Oil prices continued to record losses due to uncertainty in the demand outlook and the market confronting restrictive policy before the NFP clears the picture. Investors are worried that peak demand is behind us, but where crude prices head will largely depend on how the recent price hike from Saudi Arabia for November creates a need for spot buying – i.e. contango. WTI slumped over 2% to $82.50 a barrel, with support at $80 and resistance no further than $85.
ECB’s Philip Lane (Ireland) said on Thursday that the bond market points to where the ECB wants to go: a gradual drop back to target inflation of 2%. He noted that lending has weakened more than expected. Luis de Guindos concurred that tighter financial conditions affect the manufacturing and, lately, service sectors. Euro zone borrowing costs fell on Thursday, with EURUSD 0.43% higher on the back of a softer greenback, eying $1.0595 next or back to the $1.05 support.
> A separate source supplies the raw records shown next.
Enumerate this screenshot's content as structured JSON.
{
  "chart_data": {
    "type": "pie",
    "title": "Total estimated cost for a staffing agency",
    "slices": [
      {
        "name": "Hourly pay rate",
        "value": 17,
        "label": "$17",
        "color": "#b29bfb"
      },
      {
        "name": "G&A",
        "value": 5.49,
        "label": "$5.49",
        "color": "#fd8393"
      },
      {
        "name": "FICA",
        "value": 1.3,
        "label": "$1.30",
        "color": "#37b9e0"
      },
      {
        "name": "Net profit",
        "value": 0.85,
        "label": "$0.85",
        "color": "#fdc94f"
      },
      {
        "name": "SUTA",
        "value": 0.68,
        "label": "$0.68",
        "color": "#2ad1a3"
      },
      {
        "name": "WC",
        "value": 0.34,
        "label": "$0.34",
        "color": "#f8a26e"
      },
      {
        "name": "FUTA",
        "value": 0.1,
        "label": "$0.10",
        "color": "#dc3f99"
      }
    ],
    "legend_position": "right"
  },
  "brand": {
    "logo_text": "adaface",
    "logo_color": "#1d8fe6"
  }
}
September’s reading of the S&P Global/CIPS Construction PMI slipped into contraction from 80.8 to 45, below the 50 forecasted. House building declined, resulting in lower expectations for future business activity, and subcontractor availability increased fastest since July 2009. Driven mainly by weakness in the dollar, GBPUSD rose 0.50% to $1.2193, exposing $1.2272 next. On the flip side, support can be expected around $1.21.